How to revoke or rotate a share link
Two situations where you might want to:
- Revoke — you no longer want a specific recipient to see the portfolio. Click "Disable sharing" in the same share dialog. The link becomes a 403; the recipient cannot regain access.
- Rotate — you want the same portfolio shareable but at a new URL (e.g., the old one was leaked or you want to send a fresh link). Disable, then re-enable — a new identifier is generated.
The control sits in the share dialog itself. There is no separate "manage shared links" surface for now — each portfolio's share state is managed inline with the portfolio.
FAQ
Does the recipient need a PickSkill account? No. The link works for anyone with the URL. The recipient does not sign in, does not provide an email, and is not tracked beyond the standard analytics.
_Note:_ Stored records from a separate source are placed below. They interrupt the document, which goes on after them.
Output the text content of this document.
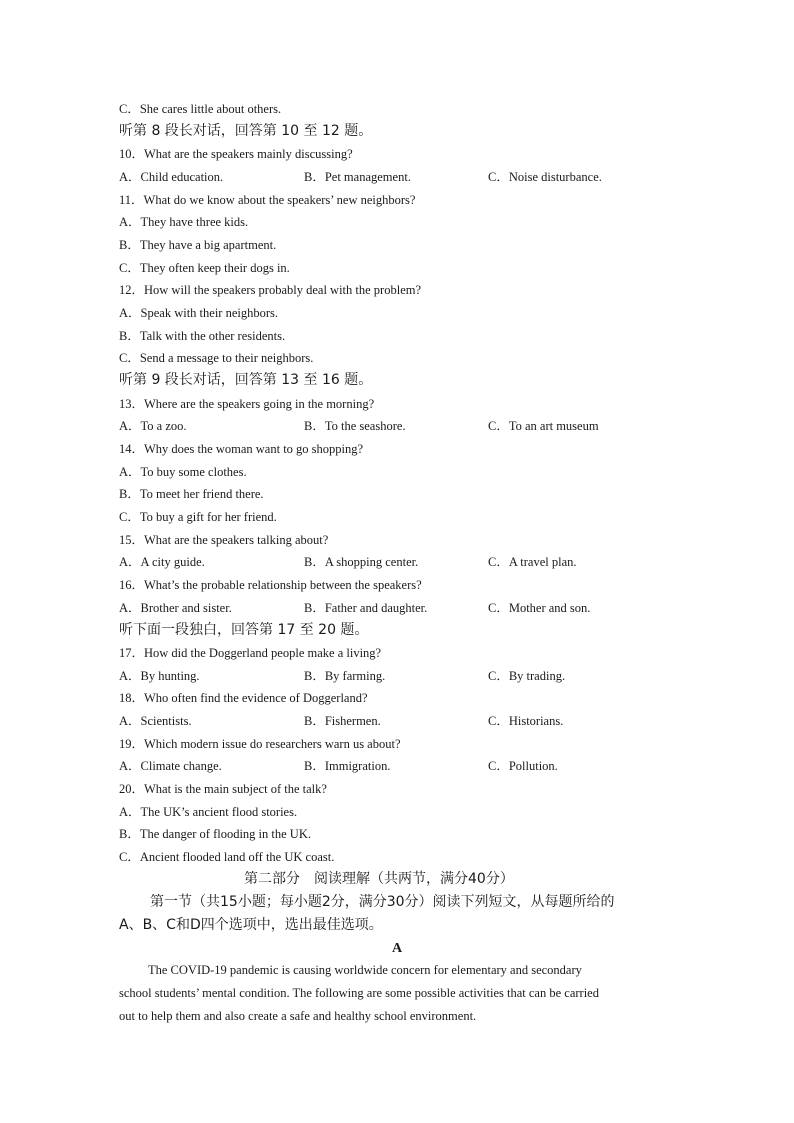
C．She cares little about others.
听第 8 段长对话，回答第 10 至 12 题。
10．What are the speakers mainly discussing?
A．Child education.	B．Pet management.	C．Noise disturbance.
11．What do we know about the speakers’ new neighbors?
A．They have three kids.
B．They have a big apartment.
C．They often keep their dogs in.
12．How will the speakers probably deal with the problem?
A．Speak with their neighbors.
B．Talk with the other residents.
C．Send a message to their neighbors.
听第 9 段长对话，回答第 13 至 16 题。
13．Where are the speakers going in the morning?
A．To a zoo.	B．To the seashore.	C．To an art museum
14．Why does the woman want to go shopping?
A．To buy some clothes.
B．To meet her friend there.
C．To buy a gift for her friend.
15．What are the speakers talking about?
A．A city guide.	B．A shopping center.	C．A travel plan.
16．What’s the probable relationship between the speakers?
A．Brother and sister.	B．Father and daughter.	C．Mother and son.
听下面一段独白，回答第 17 至 20 题。
17．How did the Doggerland people make a living?
A．By hunting.	B．By farming.	C．By trading.
18．Who often find the evidence of Doggerland?
A．Scientists.	B．Fishermen.	C．Historians.
19．Which modern issue do researchers warn us about?
A．Climate change.	B．Immigration.	C．Pollution.
20．What is the main subject of the talk?
A．The UK’s ancient flood stories.
B．The danger of flooding in the UK.
C．Ancient flooded land off the UK coast.
第二部分　阅读理解（共两节，满分40分）
第一节（共15小题；每小题2分，满分30分）阅读下列短文，从每题所给的
A、B、C和D四个选项中，选出最佳选项。
A
The COVID-19 pandemic is causing worldwide concern for elementary and secondary
school students’ mental condition. The following are some possible activities that can be carried
out to help them and also create a safe and healthy school environment.
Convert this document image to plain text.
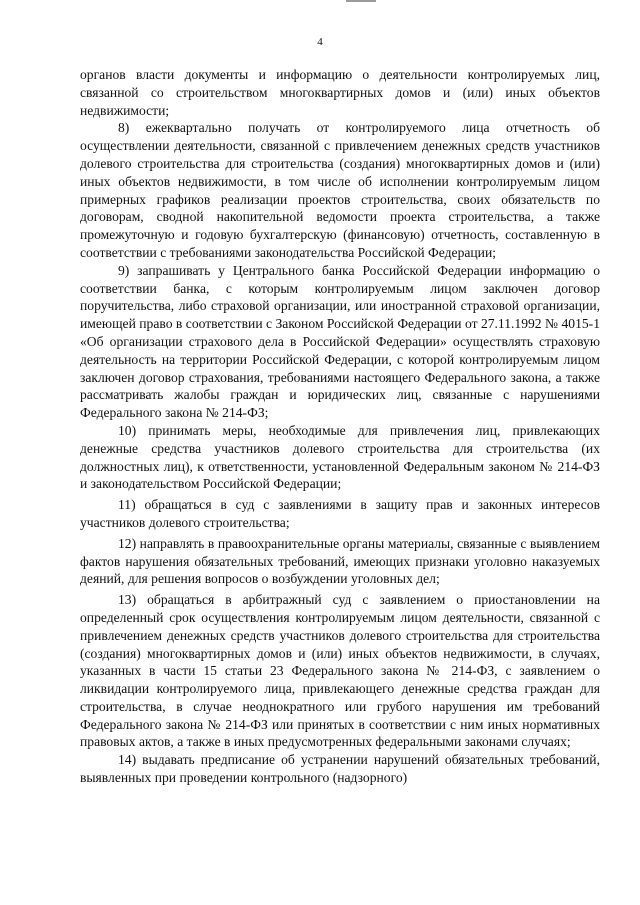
4

органов власти документы и информацию о деятельности контролируемых лиц, связанной со строительством многоквартирных домов и (или) иных объектов недвижимости;

8) ежеквартально получать от контролируемого лица отчетность об осуществлении деятельности, связанной с привлечением денежных средств участников долевого строительства для строительства (создания) многоквартирных домов и (или) иных объектов недвижимости, в том числе об исполнении контролируемым лицом примерных графиков реализации проектов строительства, своих обязательств по договорам, сводной накопительной ведомости проекта строительства, а также промежуточную и годовую бухгалтерскую (финансовую) отчетность, составленную в соответствии с требованиями законодательства Российской Федерации;

9) запрашивать у Центрального банка Российской Федерации информацию о соответствии банка, с которым контролируемым лицом заключен договор поручительства, либо страховой организации, или иностранной страховой организации, имеющей право в соответствии с Законом Российской Федерации от 27.11.1992 № 4015-1 «Об организации страхового дела в Российской Федерации» осуществлять страховую деятельность на территории Российской Федерации, с которой контролируемым лицом заключен договор страхования, требованиями настоящего Федерального закона, а также рассматривать жалобы граждан и юридических лиц, связанные с нарушениями Федерального закона № 214-ФЗ;

10) принимать меры, необходимые для привлечения лиц, привлекающих денежные средства участников долевого строительства для строительства (их должностных лиц), к ответственности, установленной Федеральным законом № 214-ФЗ и законодательством Российской Федерации;

11) обращаться в суд с заявлениями в защиту прав и законных интересов участников долевого строительства;

12) направлять в правоохранительные органы материалы, связанные с выявлением фактов нарушения обязательных требований, имеющих признаки уголовно наказуемых деяний, для решения вопросов о возбуждении уголовных дел;

13) обращаться в арбитражный суд с заявлением о приостановлении на определенный срок осуществления контролируемым лицом деятельности, связанной с привлечением денежных средств участников долевого строительства для строительства (создания) многоквартирных домов и (или) иных объектов недвижимости, в случаях, указанных в части 15 статьи 23 Федерального закона № 214-ФЗ, с заявлением о ликвидации контролируемого лица, привлекающего денежные средства граждан для строительства, в случае неоднократного или грубого нарушения им требований Федерального закона № 214-ФЗ или принятых в соответствии с ним иных нормативных правовых актов, а также в иных предусмотренных федеральными законами случаях;

14) выдавать предписание об устранении нарушений обязательных требований, выявленных при проведении контрольного (надзорного)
Is the URL public — can someone Google it? The URL is unguessable (a large random identifier) and is not indexed by search engines. Practically, it is private to the people you share it with. Treat it like a Google Doc share link: it is private as long as the link is.
Can the recipient share the URL further? Yes — the URL itself is just a string. Anyone with the URL can pass it along. If you want to limit further sharing, you have to coordinate that out-of-band. To revoke access from everyone, use "Disable sharing" — that invalidates the URL for all holders simultaneously.
Does the shared view show my historical trades? No. The shared view shows current weights and live indicator dashboards only. If you want to share historical trades, export an Excel workbook and share that.
Can I share a single holding instead of the whole portfolio? Not directly — share scope is the portfolio. As a workaround, create a sub-portfolio with just the holding you want to share, then share that. Sub-portfolios are full portfolios; the management overhead is small.
What if I want to share only with a specific email address? Not currently supported — share is per-link, not per-recipient. For tighter access control, generate the link, share it with the intended recipient via a private channel, and revoke it when no longer needed. Per-email access control is on the roadmap.